Max Keiser, by the way, is that weird, brassy American in red braces — a bit like the Penguin from the 1960s Batman series — who was on Have I Got News For You a few weeks ago. He presents an increasingly popular TV show for Russia Today called Keiser Report, in which he talks darkly and conspiratorially about banksters and gold price manipulation and the imminent collapse of the corrupt global financial system. Probably that puts you off as much as that Star Wars analogy did. But the scary thing you need to ask yourself at this point is: what if Max Keiser is right?

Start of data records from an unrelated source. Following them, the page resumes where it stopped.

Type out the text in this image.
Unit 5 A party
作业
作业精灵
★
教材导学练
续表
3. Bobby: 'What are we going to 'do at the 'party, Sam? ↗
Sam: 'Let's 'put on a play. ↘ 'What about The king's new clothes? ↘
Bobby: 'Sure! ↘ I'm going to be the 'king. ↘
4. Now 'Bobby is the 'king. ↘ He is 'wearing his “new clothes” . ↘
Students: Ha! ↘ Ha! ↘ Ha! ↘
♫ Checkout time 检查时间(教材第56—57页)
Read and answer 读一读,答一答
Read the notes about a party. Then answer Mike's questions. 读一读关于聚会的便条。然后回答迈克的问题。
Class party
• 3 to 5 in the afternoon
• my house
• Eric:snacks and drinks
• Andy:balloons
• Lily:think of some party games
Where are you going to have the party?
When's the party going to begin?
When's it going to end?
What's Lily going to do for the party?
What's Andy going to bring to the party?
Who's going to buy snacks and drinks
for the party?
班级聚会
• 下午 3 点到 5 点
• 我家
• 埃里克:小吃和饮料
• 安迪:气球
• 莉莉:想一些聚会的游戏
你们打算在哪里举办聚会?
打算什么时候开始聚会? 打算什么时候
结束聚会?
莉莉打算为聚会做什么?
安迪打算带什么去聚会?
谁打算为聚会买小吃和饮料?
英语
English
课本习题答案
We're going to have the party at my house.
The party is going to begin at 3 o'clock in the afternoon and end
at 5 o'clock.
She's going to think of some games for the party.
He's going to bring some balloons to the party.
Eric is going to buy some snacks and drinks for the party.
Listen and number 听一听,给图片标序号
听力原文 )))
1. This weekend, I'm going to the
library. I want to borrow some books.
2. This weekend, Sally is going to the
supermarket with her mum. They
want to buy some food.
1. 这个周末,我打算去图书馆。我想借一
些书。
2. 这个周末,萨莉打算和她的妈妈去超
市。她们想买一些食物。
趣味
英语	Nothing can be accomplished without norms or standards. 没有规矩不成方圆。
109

Here are some questions to help you on your way. 1. Do you believe that a Chancellor who, despite talk of austerity, is still borrowing £100 billion a year is in any way serious about cutting Britain’s epic national debt? 2. And suppose Miliband and Balls were to get in in 2015, do you think this would usher in a new golden era of fiscal responsibility? 3. Either way, what do you think is going to happen to the economy, house prices, public services, law and order etc when interest rates resume their natural level? 4. Looking around the world, do you see any evidence anywhere that speech is getting freer, economies are becoming less constrained, taxed and regulated, markets less blatantly rigged and manipulated, the banker/corporatist/lawyer class less bloated and cushioned, fiat currencies less inflated, resources more sensibly allocated?

You don’t need to be a particularly virulent pessimist to notice something phoney about this glorious economic recovery we’re supposedly experiencing. All you need to understand is that since the 2008 crash, nothing has been done to address the terrifying underlying problem that got us there: governments — our government especially, since we are one of the most indebted in the western world — are spending far too much money we haven’t got on crap (from overgenerous welfare to HS2) we can’t afford. This can only end very, very nastily.

So what possible recourse do we free (ish) individuals have against the bullying might of this vast, increasingly confiscatory system stacked against us? Well this is where bitcoins, Litecoins and Quarks et al come in. They’re the monetary equivalent of that scene in Atlas Shrugged where the productive, hardworking creators revolt against the corrupt, hyper-regulated, sclerotic, wasteful, doomed system and retreat beyond the mountains to Colorado.

Cryptocurrencies were created by and for people who have simply had enough. They’ve seen the way the world is going and rather than grumble or pretend it’s not happening, they’ve decided instead to make a new one, in their own liberty-loving image. It’s a world where, by and large, Big Brother has no place — which is why, for example, it’s so popular on the black market.

But you don’t need to be a crim to see why cryptocurrencies make sense. Have you noticed how increasingly difficult it is, for example, to conduct the most basic transactions from your bank account? You want to pay for some item, perhaps by bank transfer, and the security’s so tight (thanks to onion layers of EU regulation, probably) you sometimes find yourself being shut out of your own account. Well, with bitcoin you’re your own bank: you transfer your money electronically from your wallet to the payee’s wallet, and that’s it.

Oh, and another thing. And this may be the clincher: the number of retail outlets which accept bitcoin is exploding, with thousands more each week. For example, already there’s a delightful agriturismo farmhouse in Tuscany, a place by a lake in Portugal, an apartment in Dubrovnik. Paying for these in BTC is like spending Monopoly money, like you’re getting your pleasures free.